Senate Democrats roared to the defense of community gardens.

"It's not funny," said Sen. Tony Lourey, DFL-Kerrick, chairman of the Health and Human Services Committee. He noted that his own son was getting ready to volunteer on a community garden in New Orleans' 10th Ward. "When you get kids together and teach them what it means to dig in the dirt and grow some of the food that they eat, it can have lifelong effects."

Sen. Patricia Torres Ray, DFL-Minneapolis, talked about recent immigrants she works with in Minneapolis, people who were farmers in their homelands and now live in low-income apartments with no access to green space.

"They cannot afford this food in our grocery stores. Actually, eating healthy is very expensive," she said. "These community gardens are not the back yards of middle-income families in suburban communities."
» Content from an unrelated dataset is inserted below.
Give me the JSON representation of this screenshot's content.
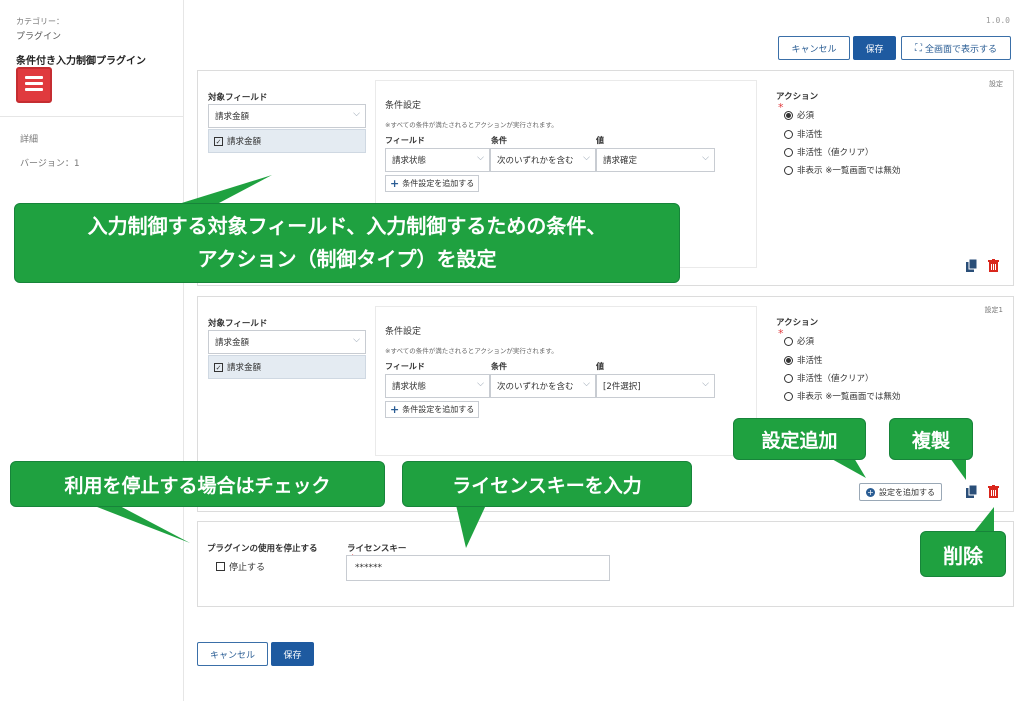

Neighborhoods don't just start community gardens for fun, said Sen. Jeff Hayden, DFL-Minneapolis, noting that many are located in urban "food deserts," where fresh produce is sometimes a long car or bus trip away.

"People are consuming fresh vegetables. Not only does that help their budget, but it helps their diet," he said. "People are really doing great things with these dollars."

According to Minnesota Department of Health figures, the state spent about $89,354 over the past two years to help start community gardens around Minnesota — less than 1 percent of the SHIP program budget. Most of those gardens were created with a blend of funding from the state and local community groups.

The Health Department pitches community gardens as a way to promote healthy eating, particularly among children and people who live in neighborhoods without easy access to grocery stores with decent produce sections.

Hann wasn't convinced, but the majority of senators were. His amendment — like a similar proposal offered in the House earlier in the week — was voted down. The HHS budgets move to conference committee and then back to the House and Senate for final votes before the 2013 session wraps up in mid-May.

Coming up

The Senate is expected to vote on its omnibus tax bill Monday. The bill includes tax increases on higher-income Minnesotans, on cigarettes and some clothing, as well as an effort to lower property tax rates.